Using CHR for Data Gathering

XHR or XMLHttpRequest is a highly efficient function for Ajax and JavaScript websites and applications. With the use of this function, developers can extract information from other websites.

This type of function was specifically allowed by the same origin policy in browsers so that it could improve the performance of different websites.

But XHR has been the cause of different problems in most Ajax based websites in terms of security. Attacks based XHR is common as it could accept information from other websites as well. That means malicious external data could be admitted which will lead to website attacks.

Enter CHR

An alternative for XHR is now available for improved security. Called CSSHttpRequest, it uses almost the same policy like XHR but instead of using XML, it uses CSS.

The data will stream using CSS and they could be efficiently implemented in the client side. This open source function also has a small footprint (like XHR) as it could be implemented in no time without lagging the whole application.

Through CHR you would have a highly efficient data gathering tool for the client side without the fuss of unsecured and sometimes complicated XHR. CHR is recommended for most types of websites and could be implemented in most popular browsers.

Comparing to JSONP

There are developers who compared CHR with JSONP – for a good reason. JSONP is basically a data gathering tool specifically built for JavaScript to stream information in the client side. It is basically a remote data gathering tool that is also limited in gathering information from other sources.

But this is where JSONP and CHR differ. CHR is only geared towards extracting information from specified websites and they do not accept unknown third party data. Developers have to pinpoint the exact location of the information thus avoiding unsecured data from running, and eventually ruining, the website.

Disadvantages of CHR

CHR is only limited to GET functions. Any other tools for external data gathering are not allowed with this function. That means this website is geared towards online tools that provides data instead of receiving them.

This limitation is given to CHR in order to improve the security of the website. Developers could pinpoint the information online instead of blindly looking and accepting information which could be harmful.
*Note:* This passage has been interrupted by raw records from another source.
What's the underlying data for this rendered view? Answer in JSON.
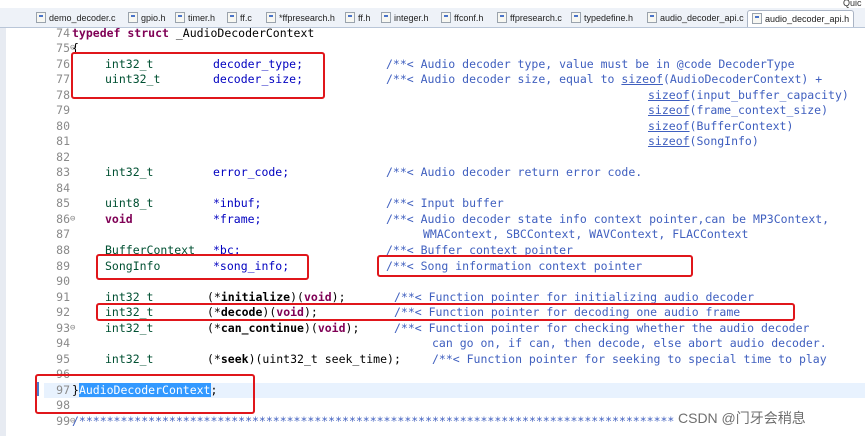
{
  "toolbar": {
    "quick_label": "Quic"
  },
  "tabs": [
    {
      "label": "demo_decoder.c",
      "active": false
    },
    {
      "label": "gpio.h",
      "active": false
    },
    {
      "label": "timer.h",
      "active": false
    },
    {
      "label": "ff.c",
      "active": false
    },
    {
      "label": "*ffpresearch.h",
      "active": false
    },
    {
      "label": "ff.h",
      "active": false
    },
    {
      "label": "integer.h",
      "active": false
    },
    {
      "label": "ffconf.h",
      "active": false
    },
    {
      "label": "ffpresearch.c",
      "active": false
    },
    {
      "label": "typedefine.h",
      "active": false
    },
    {
      "label": "audio_decoder_api.c",
      "active": false
    },
    {
      "label": "audio_decoder_api.h",
      "active": true
    }
  ],
  "code": {
    "l74": {
      "num": "74",
      "kw": "typedef struct",
      "name": " _AudioDecoderContext"
    },
    "l75": {
      "num": "75",
      "text": "{"
    },
    "l76": {
      "num": "76",
      "type": "int32_t",
      "var": "decoder_type;",
      "cmt": "/**< Audio decoder type, value must be in @code DecoderType"
    },
    "l77": {
      "num": "77",
      "type": "uint32_t",
      "var": "decoder_size;",
      "cmt": "/**< Audio decoder size, equal to ",
      "lnk": "sizeof",
      "cmt2": "(AudioDecoderContext) +"
    },
    "l78": {
      "num": "78",
      "lnk": "sizeof",
      "cmt": "(input_buffer_capacity)"
    },
    "l79": {
      "num": "79",
      "lnk": "sizeof",
      "cmt": "(frame_context_size)"
    },
    "l80": {
      "num": "80",
      "lnk": "sizeof",
      "cmt": "(BufferContext)"
    },
    "l81": {
      "num": "81",
      "lnk": "sizeof",
      "cmt": "(SongInfo)"
    },
    "l82": {
      "num": "82"
    },
    "l83": {
      "num": "83",
      "type": "int32_t",
      "var": "error_code;",
      "cmt": "/**< Audio decoder return error code."
    },
    "l84": {
      "num": "84"
    },
    "l85": {
      "num": "85",
      "type": "uint8_t",
      "var": "*inbuf;",
      "cmt": "/**< Input buffer"
    },
    "l86": {
      "num": "86",
      "type": "void",
      "var": "*frame;",
      "cmt": "/**< Audio decoder state info context pointer,can be MP3Context,"
    },
    "l87": {
      "num": "87",
      "cmt": "WMAContext, SBCContext, WAVContext, FLACContext"
    },
    "l88": {
      "num": "88",
      "type": "BufferContext",
      "var": "*bc;",
      "cmt": "/**< Buffer context pointer"
    },
    "l89": {
      "num": "89",
      "type": "SongInfo",
      "var": "*song_info;",
      "cmt": "/**< Song information context pointer"
    },
    "l90": {
      "num": "90"
    },
    "l91": {
      "num": "91",
      "type": "int32_t",
      "pre": "(*",
      "fn": "initialize",
      "post": ")(",
      "kw": "void",
      "end": ");",
      "cmt": "/**< Function pointer for initializing audio decoder"
    },
    "l92": {
      "num": "92",
      "type": "int32_t",
      "pre": "(*",
      "fn": "decode",
      "post": ")(",
      "kw": "void",
      "end": ");",
      "cmt": "/**< Function pointer for decoding one audio frame"
    },
    "l93": {
      "num": "93",
      "type": "int32_t",
      "pre": "(*",
      "fn": "can_continue",
      "post": ")(",
      "kw": "void",
      "end": ");",
      "cmt": "/**< Function pointer for checking whether the audio decoder"
    },
    "l94": {
      "num": "94",
      "cmt": "can go on, if can, then decode, else abort audio decoder."
    },
    "l95": {
      "num": "95",
      "type": "int32_t",
      "pre": "(*",
      "fn": "seek",
      "post": ")(uint32_t seek_time);",
      "cmt": "/**< Function pointer for seeking to special time to play"
    },
    "l96": {
      "num": "96"
    },
    "l97": {
      "num": "97",
      "brace": "}",
      "sel": "AudioDecoderContext",
      "end": ";"
    },
    "l98": {
      "num": "98"
    },
    "l99": {
      "num": "99",
      "cmt": "/**************************************************************************************"
    }
  },
  "watermark": "CSDN @门牙会稍息"
}
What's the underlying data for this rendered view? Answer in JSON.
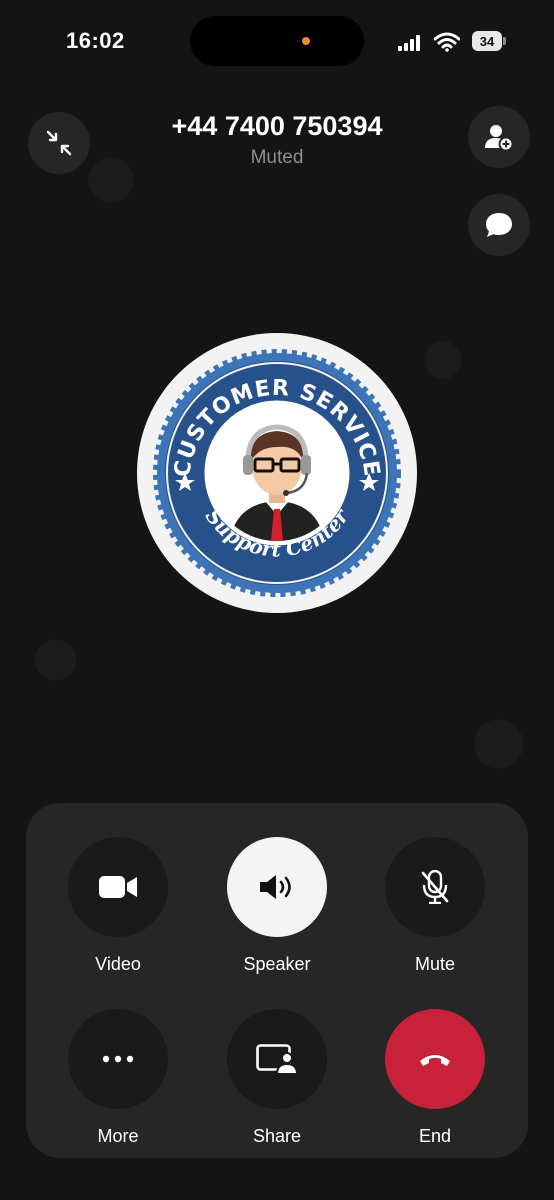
{
  "status_bar": {
    "time": "16:02",
    "battery": "34"
  },
  "call": {
    "number": "+44 7400 750394",
    "status": "Muted"
  },
  "avatar": {
    "badge_top_text": "CUSTOMER SERVICE",
    "badge_bottom_text": "Support Center"
  },
  "controls": {
    "video": "Video",
    "speaker": "Speaker",
    "mute": "Mute",
    "more": "More",
    "share": "Share",
    "end": "End"
  },
  "colors": {
    "end_call": "#c8213a",
    "badge_blue": "#26518a",
    "background": "#141414"
  }
}
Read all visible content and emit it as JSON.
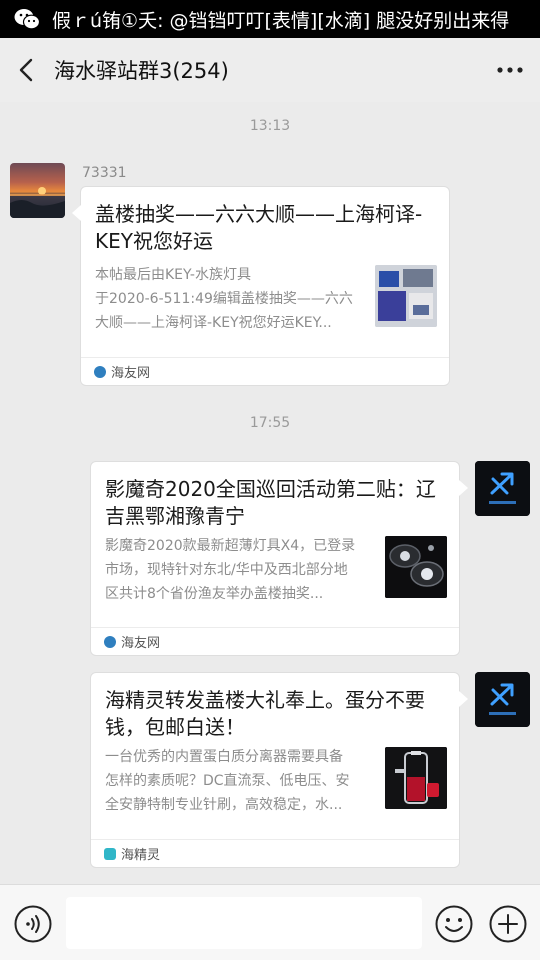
{
  "notification": {
    "text": "假ｒú铕①夭: @铛铛叮叮[表情][水滴] 腿没好别出来得",
    "icon": "wechat-icon"
  },
  "header": {
    "title": "海水驿站群3(254)",
    "back_icon": "back-arrow-icon",
    "more_icon": "more-dots-icon"
  },
  "messages": [
    {
      "time": "13:13",
      "sender": "73331",
      "side": "left",
      "title": "盖楼抽奖——六六大顺——上海柯译-KEY祝您好运",
      "desc": [
        "本帖最后由KEY-水族灯具",
        "于2020-6-511:49编辑盖楼抽奖——六六",
        "大顺——上海柯译-KEY祝您好运KEY..."
      ],
      "source": "海友网"
    },
    {
      "time": "17:55",
      "side": "right",
      "title": "影魔奇2020全国巡回活动第二贴：辽吉黑鄂湘豫青宁",
      "desc": [
        "影魔奇2020款最新超薄灯具X4，已登录",
        "市场，现特针对东北/华中及西北部分地",
        "区共计8个省份渔友举办盖楼抽奖..."
      ],
      "source": "海友网"
    },
    {
      "side": "right",
      "title": "海精灵转发盖楼大礼奉上。蛋分不要钱，包邮白送！",
      "desc": [
        "一台优秀的内置蛋白质分离器需要具备",
        "怎样的素质呢？DC直流泵、低电压、安",
        "全安静特制专业针刷，高效稳定，水..."
      ],
      "source": "海精灵"
    }
  ],
  "input_bar": {
    "voice_icon": "voice-icon",
    "emoji_icon": "emoji-icon",
    "plus_icon": "plus-icon",
    "text_value": ""
  },
  "colors": {
    "background": "#ebebeb",
    "card": "#ffffff",
    "source_blue": "#2f7fbf",
    "source_teal": "#30b6c8"
  }
}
Another disadvantage of CHR is the apparent violation of CHR in the same origin policy. This does not happen in most browsers but only in Firefox 3. That means the latest browser in Firefox could hinder the development of some websites.

But there is actually a small workaround to implement CHR in Firefox 3 without violating the same origin policy. When this happens, use prototype to add variables in your CHR.

It will not affect your function but it will go through the same origin policy block provided by Firefox 3. This “hack” could be easily implemented as you just have to change a small part of CHR without compromising its original function.